Welcome to the world of data and evidence — a world that may seem like a minefield at first. But don’t give up! In the rest of the unit, we will examine a number of guiding principles to help make sense of various claims and counterclaims.

Thinking about the notion of “raw” data suggests that if data can be “raw,” then it can also be “cooked,” “cleaned,” “processed,” “sanitised,” etc. An example might be if you record an interview with a learner or a teacher, and on playing it back, you want to eliminate the background noise, the pauses, the interruptions and the times when your interviewee hesitated. You may also want to exclude from your report, views or statements that do not support your views or your claims. By the time you present your findings, they are based not only on what you found, but also on what you excluded.

The original recording of the interview is often referred to as “raw” data — meaning data that were found, data that have not been processed, cleaned and formatted. But was that data really “raw”? Imagine that you invited the colleague for an interview, she asked you what the interview was about, and you provided her with a broad outline of what you hoped to achieve. You may have selected her based on a number of criteria (e.g., you were looking for opinions of black females older than 40 who are employed in executive positions), but you also had in mind a number of set questions (whether open-ended or semi-structured) that would guide the conversation.

You may have allocated an hour for the interview and arranged for it to take place in a coffee shop. And then you conduct the interview, which you record on a portable voice-recorder. Afterward, you save it as an audio file. When you listen to the audio file, you use software to erase the background noise of the coffee shop, you erase the small talk about her rush to get to the interview in time, and you erase your apologies for being late for the interview because you were stuck in traffic.

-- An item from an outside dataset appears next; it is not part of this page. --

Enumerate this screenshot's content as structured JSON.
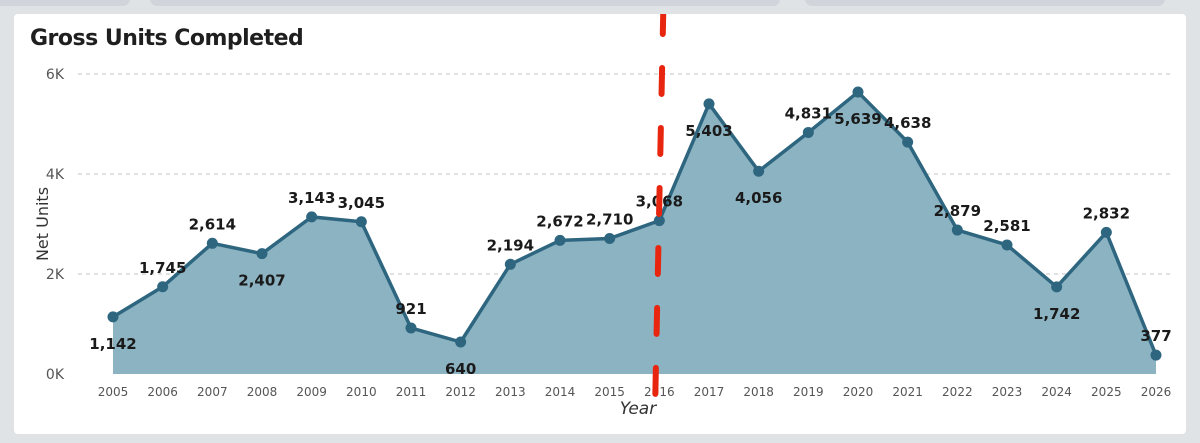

In transcribing the interview, you do not include her hesitations, her facial expressions or her body language.

Can we really speak about the initial data as “raw”? A number of decisions preceding the recording of the interview shaped the recorded data in ways that suggests they are not raw. Of all the possible candidates, you selected your interviewees based on some criteria, including availability. And what if, although you did not mention it explicitly, you did not consider the available candidates who were female, black, over 40 and in executive positions but were also living with physical disabilities, or were in established heteronormative relationships?

In such a scenario, can we really consider the recorded interview as “raw”? We don’t think so. We hold the position that the decisions that frame the research focus or question, the research methodology, the sample, and the exclusions and inclusions go on to shape the data in a number of ways, and that we cannot and should not talk about data as “raw.” If we also take into account the processing that followed the original recording — the reduction of background noise, the deletion of introductions and small talk, the deletion of hesitations, and the inability of the audio recording to capture facial expressions and body language, we are even more convinced that the final data set was anything but “raw.”

Consider the following example: You are curious about factors that influence learners’ chances of success. You decide that you will analyse learner participation data in an online discussion forum where participating is not compulsory. Secondly, you decide to look at participation in a selection of topics rather than all of the topics. To help you make sense of responses, you also define “participation” as posts containing at least ten sentences. Once you have selected the content based on the above criteria, you proceed with the analysis of the “raw” data. But again, you cannot speak of this data as genuinely “raw,” given the processes preceding the collection and how these influenced what data were collected and what were excluded.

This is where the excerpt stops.